- Lulu Johnson (left) and Betsey Johnson
- Genre: Reality
- Starring: Betsey Johnson; Lulu Johnson;
- Country of origin: United States
- Original language: English
- No. of seasons: 1
- No. of episodes: 8

Production
- Executive producers: Archie Gips; Dan Cutforth; Jane Lipsitz; Sarah Weidman; Sitarah Pendelton-Eaglin;
- Producers: Jerri Howell; Pete Shanel;
- Cinematography: Michael Millikan
- Running time: 40 to 42 minutes
- Production company: Magical Elves Productions

Original release
- Network: Style Network
- Release: May 12 – July 18, 2013

= XOX Betsey Johnson =

XOX Betsey Johnson is an American reality television series on the Style Network and debuted on May 12, 2013. The series follows Betsey Johnson and her daughter, Lulu, as they struggle to evolve their mother-daughter relationship, move on from filing Chapter 11 bankruptcy and nurture their future careers.

==Cast==

===Main===
- Betsey Johnson
- Lulu Johnson
- Brandon Aldridge

===Recurring===
- Brandon Aldridge — Betsey's design director and CEO of menswear line Highland Duds
- Ashley — Lulu's assistant
- Angela — Lulu's best friend
- Bogdan — Betsey's trainer
- Janet — Betsey and LuLu's therapist

==Episodes==

| No. | Title | Original release date |
| 1 | "Welcome to Betseyville" | May 12, 2013 |
In the series premiere, Betsey strategies with Steve Madden's team on how to re-launch her brand and image after bankruptcy.
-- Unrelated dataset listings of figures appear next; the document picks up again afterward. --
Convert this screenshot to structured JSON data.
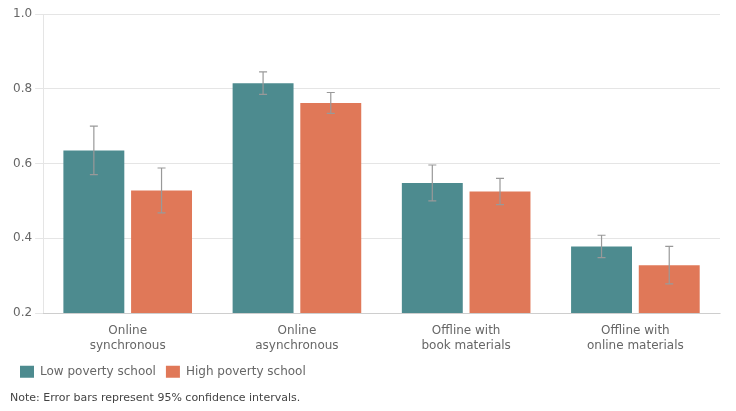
{
  "chart_data": {
    "type": "bar",
    "categories": [
      "Online\nsynchronous",
      "Online\nasynchronous",
      "Offline with\nbook materials",
      "Offline with\nonline materials"
    ],
    "series": [
      {
        "name": "Low poverty school",
        "color": "#4d8b8f",
        "values": [
          0.635,
          0.815,
          0.548,
          0.378
        ],
        "errors": [
          0.065,
          0.03,
          0.048,
          0.03
        ]
      },
      {
        "name": "High poverty school",
        "color": "#e07858",
        "values": [
          0.528,
          0.762,
          0.525,
          0.328
        ],
        "errors": [
          0.06,
          0.028,
          0.035,
          0.05
        ]
      }
    ],
    "ylim": [
      0.2,
      1.0
    ],
    "yticks": [
      0.2,
      0.4,
      0.6,
      0.8,
      {
        "value": 1.0,
        "label": "1.0"
      }
    ],
    "grid": true,
    "legend": "bottom left",
    "annotations": [
      "Note: Error bars represent 95% confidence intervals."
    ]
  }
}
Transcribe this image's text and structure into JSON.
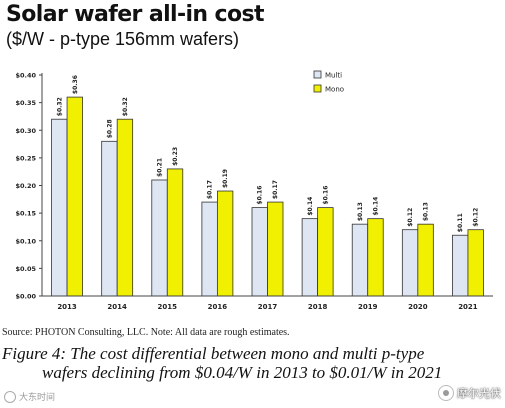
{
  "header": {
    "title": "Solar wafer all-in cost",
    "subtitle": "($/W - p-type 156mm wafers)"
  },
  "chart_data": {
    "type": "bar",
    "categories": [
      "2013",
      "2014",
      "2015",
      "2016",
      "2017",
      "2018",
      "2019",
      "2020",
      "2021"
    ],
    "series": [
      {
        "name": "Multi",
        "color": "#dde6f2",
        "values": [
          0.32,
          0.28,
          0.21,
          0.17,
          0.16,
          0.14,
          0.13,
          0.12,
          0.11
        ],
        "labels": [
          "$0.32",
          "$0.28",
          "$0.21",
          "$0.17",
          "$0.16",
          "$0.14",
          "$0.13",
          "$0.12",
          "$0.11"
        ]
      },
      {
        "name": "Mono",
        "color": "#f0f000",
        "values": [
          0.36,
          0.32,
          0.23,
          0.19,
          0.17,
          0.16,
          0.14,
          0.13,
          0.12
        ],
        "labels": [
          "$0.36",
          "$0.32",
          "$0.23",
          "$0.19",
          "$0.17",
          "$0.16",
          "$0.14",
          "$0.13",
          "$0.12"
        ]
      }
    ],
    "ylim": [
      0,
      0.4
    ],
    "yticks": [
      "$0.00",
      "$0.05",
      "$0.10",
      "$0.15",
      "$0.20",
      "$0.25",
      "$0.30",
      "$0.35",
      "$0.40"
    ],
    "grid": false,
    "legend": "top-right"
  },
  "source": "Source: PHOTON Consulting, LLC. Note: All data are rough estimates.",
  "caption": {
    "line1": "Figure 4: The cost differential between mono and multi p-type",
    "line2": "wafers declining from $0.04/W in 2013 to $0.01/W in 2021"
  },
  "watermark": {
    "left_text": "大东时间",
    "right_text": "摩尔光伏",
    "left_icon": "wechat-icon",
    "right_icon": "logo-icon"
  }
}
Lulu begins to designing her own line. Betsey celebrates her new collaboration with Steve Madden by hosting a party to honor her best designs.
| 2 | "Rebrand Spankin' New" | May 19, 2013 |
Betsey prepares for her upcoming fashion show that will assist in the reestablishment of her brand. With all the work adding up, Betsey asks her former design assistant Brandon to come back and work for her. Lulu is excited to start her new business venture but is confronted by Betsey after she receives an expensive credit card bill. The duo attend family therapy.
| 3 | "Right Hand for the Job" | May 26, 2013 |
Betsey and Lulu must drive down to their Hamptons home to retrieve a vintage archival pieces that Betsey needs for her fashion show. Later, Betsey begins to talk with a previous love interest that she has to hide due to Lulu disapproving him.
| 4 | "NY Stakes & LA Quakes!" | June 13, 2013 |
Betsey is busy selecting thirty models for a fashion show located on the East Coast while also flying to the West Coast for an appearance.
| 5 | "Walk Down Vintage Lane" | June 20, 2013 |
Lulu starts to question Allison's contributions to her business while Betsey continues working on her upcoming show.
| 6 | "Biggest Show of My Life" | June 27, 2013 |
Cyndi Lauper performs at Betsey's show while Lulu's business has a difficult time achieving success.
| 7 | "5 O'Clock Somewhere" | July 11, 2013 |
With the rebranding of her image, Betsey collaborates with editors to create and launch her new website. Lulu and Betsey later get their routine mammograms, with one of the tests having abnormal results.